Date: Tue, 12 Jul 1994 21:05:55 EDT
Sender: "Medicinal and Aromatic Plants discussion list <HERB.TREARN.BITNET>
Subject: Re: Alfalfa--good or bad?
On Thu, 7 Jul 1994, Jack van Luik wrote:
>A few years back there was a flap about problems with alfalfa sprouts. To compete with surrounding seeds, these give off some natural herbicide, I seem to recall, which was not good for people. Anyone have any current info on whether alfalfa is good or bad?
The key word is "seeds". James Duke, in Handbook of Medicinal Plants (CRC Press, 1985), in a paragraph labeled "Toxicity", says "[Alfalfa] seeds are reported to contain trypsin inhibitors", which may or may not refer to canavanine (see below). He also refers to bovine reproductive disturbances that may have been caused by the known estrogenlike response to coumestrol and four isoflavones in alfalfa forage. No such human response is mentioned.
According to Michael Castleman in The Healing Herbs (Rodale Press, 1991), "No one should ever eat alfalfa seeds" because they contain the "toxic amino acid canavanine" which, when consumed in large quantities over a long period of time, can build up enough to damage blood cells, and can cause or contribute to the onset of systemic lupus erythematosus and reactivate that disease in people who are in remission.
BUT WAIT! This doesn't mean you should throw out all your jars of alfalfa seeds and boycott the health food store or deli that puts alfalfa sprouts on their sandwiches. For one thing, the transition from seed to sprout involves a drastic chemical change, and the only reference by either author to serious toxicity specifically pointed to the seeds and, in Castleman, to their excessive use. Neither Castleman nor Duke recommends against eating alfalfa sprouts, and in fact both extol their nutritional benefits, and both mention that alfalfa LEAF is on the FDA's GRAS (Generally Regarded As Safe) list.
It's been said many times, but it's worth repeating:
MOST FOODS, INGESTED IN EXCESSIVE QUANTITIES OVER LONG PERIODS OF TIME, WILL EVENTUALLY PROVE TO BE TOXIC.

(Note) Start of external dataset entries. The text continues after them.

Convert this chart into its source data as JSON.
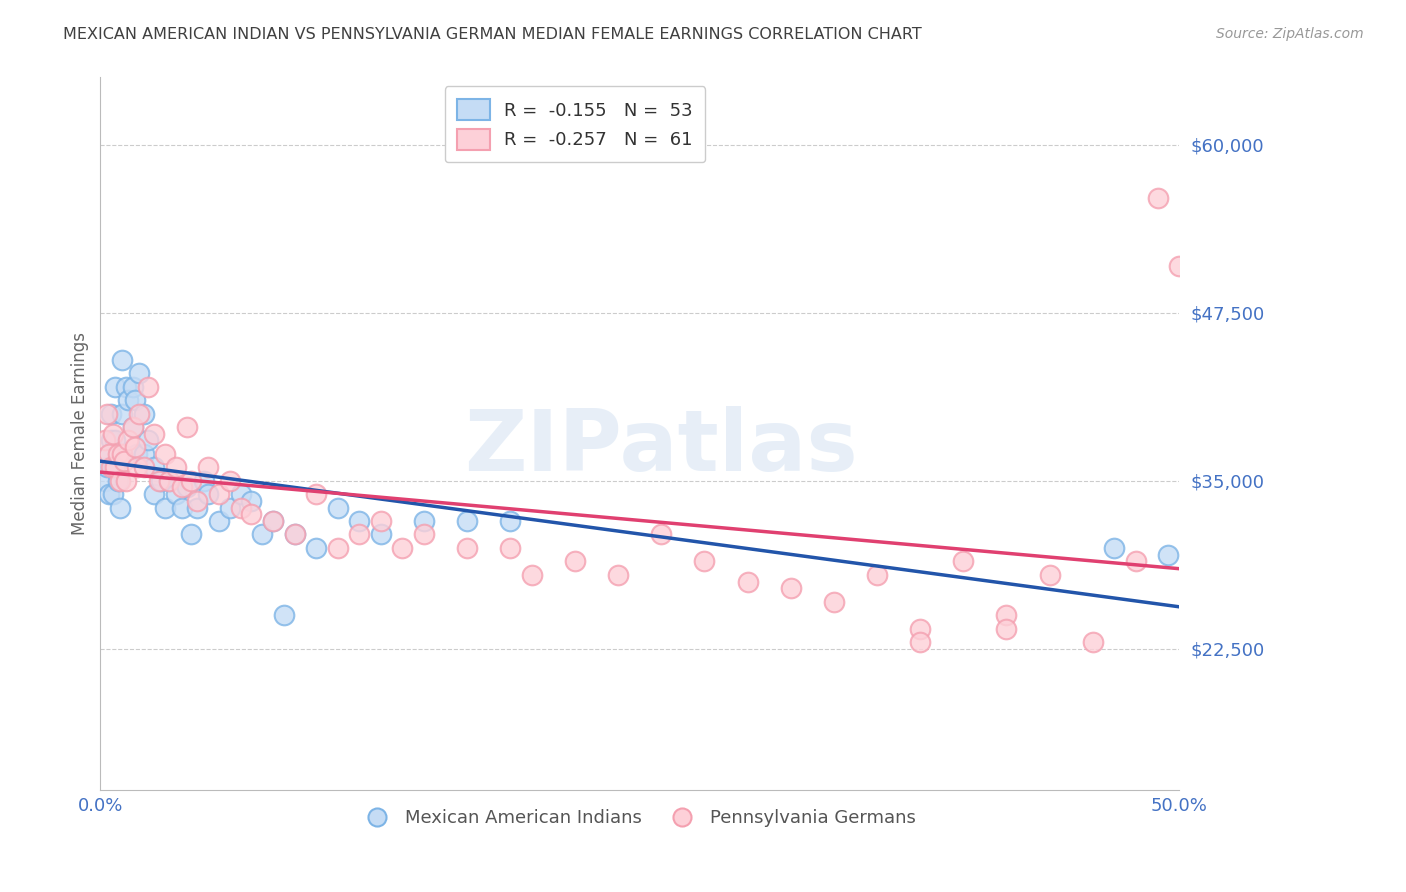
{
  "title": "MEXICAN AMERICAN INDIAN VS PENNSYLVANIA GERMAN MEDIAN FEMALE EARNINGS CORRELATION CHART",
  "source": "Source: ZipAtlas.com",
  "ylabel": "Median Female Earnings",
  "watermark": "ZIPatlas",
  "legend_labels_bottom": [
    "Mexican American Indians",
    "Pennsylvania Germans"
  ],
  "xlim": [
    0.0,
    0.5
  ],
  "ylim": [
    12000,
    65000
  ],
  "yticks": [
    22500,
    35000,
    47500,
    60000
  ],
  "ytick_labels": [
    "$22,500",
    "$35,000",
    "$47,500",
    "$60,000"
  ],
  "xticks": [
    0.0,
    0.1,
    0.2,
    0.3,
    0.4,
    0.5
  ],
  "xtick_labels": [
    "0.0%",
    "",
    "",
    "",
    "",
    "50.0%"
  ],
  "blue_color": "#7db4e6",
  "pink_color": "#f4a0b0",
  "blue_fill_color": "#c5dcf5",
  "pink_fill_color": "#fdd0d8",
  "blue_line_color": "#2255aa",
  "pink_line_color": "#e04070",
  "title_color": "#404040",
  "axis_label_color": "#666666",
  "tick_label_color": "#4472c4",
  "grid_color": "#cccccc",
  "background_color": "#ffffff",
  "blue_scatter_x": [
    0.002,
    0.003,
    0.004,
    0.004,
    0.005,
    0.005,
    0.006,
    0.006,
    0.007,
    0.007,
    0.008,
    0.009,
    0.01,
    0.01,
    0.012,
    0.013,
    0.015,
    0.015,
    0.016,
    0.017,
    0.018,
    0.02,
    0.02,
    0.022,
    0.025,
    0.025,
    0.028,
    0.03,
    0.032,
    0.035,
    0.038,
    0.04,
    0.042,
    0.045,
    0.048,
    0.05,
    0.055,
    0.06,
    0.065,
    0.07,
    0.075,
    0.08,
    0.085,
    0.09,
    0.1,
    0.11,
    0.12,
    0.13,
    0.15,
    0.17,
    0.19,
    0.47,
    0.495
  ],
  "blue_scatter_y": [
    35000,
    36000,
    37000,
    34000,
    40000,
    38000,
    36000,
    34000,
    42000,
    38000,
    35000,
    33000,
    44000,
    40000,
    42000,
    41000,
    42000,
    39000,
    41000,
    37000,
    43000,
    40000,
    37000,
    38000,
    36000,
    34000,
    35000,
    33000,
    35000,
    34000,
    33000,
    34500,
    31000,
    33000,
    35000,
    34000,
    32000,
    33000,
    34000,
    33500,
    31000,
    32000,
    25000,
    31000,
    30000,
    33000,
    32000,
    31000,
    32000,
    32000,
    32000,
    30000,
    29500
  ],
  "pink_scatter_x": [
    0.002,
    0.003,
    0.004,
    0.005,
    0.006,
    0.007,
    0.008,
    0.009,
    0.01,
    0.011,
    0.012,
    0.013,
    0.015,
    0.016,
    0.017,
    0.018,
    0.02,
    0.022,
    0.025,
    0.027,
    0.03,
    0.032,
    0.035,
    0.038,
    0.04,
    0.042,
    0.045,
    0.05,
    0.055,
    0.06,
    0.065,
    0.07,
    0.08,
    0.09,
    0.1,
    0.11,
    0.12,
    0.13,
    0.14,
    0.15,
    0.17,
    0.19,
    0.2,
    0.22,
    0.24,
    0.26,
    0.28,
    0.3,
    0.32,
    0.34,
    0.36,
    0.38,
    0.4,
    0.42,
    0.44,
    0.46,
    0.48,
    0.49,
    0.5,
    0.38,
    0.42
  ],
  "pink_scatter_y": [
    38000,
    40000,
    37000,
    36000,
    38500,
    36000,
    37000,
    35000,
    37000,
    36500,
    35000,
    38000,
    39000,
    37500,
    36000,
    40000,
    36000,
    42000,
    38500,
    35000,
    37000,
    35000,
    36000,
    34500,
    39000,
    35000,
    33500,
    36000,
    34000,
    35000,
    33000,
    32500,
    32000,
    31000,
    34000,
    30000,
    31000,
    32000,
    30000,
    31000,
    30000,
    30000,
    28000,
    29000,
    28000,
    31000,
    29000,
    27500,
    27000,
    26000,
    28000,
    24000,
    29000,
    25000,
    28000,
    23000,
    29000,
    56000,
    51000,
    23000,
    24000
  ]
}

With some foods, it doesn't take much to cause problems; with some, it takes quite a lot. Obviously, the former are more dangerous, but you can't say that "more dangerous" means "toxic" (and therefore to be shunned) any more than you can say that "less dangerous" means "nontoxic" (and therefore to be consumed in quantity).
I hope I haven't insulted your intelligence, Jack, but whenever someone asks whether an herb is "good or bad", I just can't help jumping on this soapbox and voting for shades of gray instead of just black or white. Simple as the latter would be, in most cases it just ain't the way life is.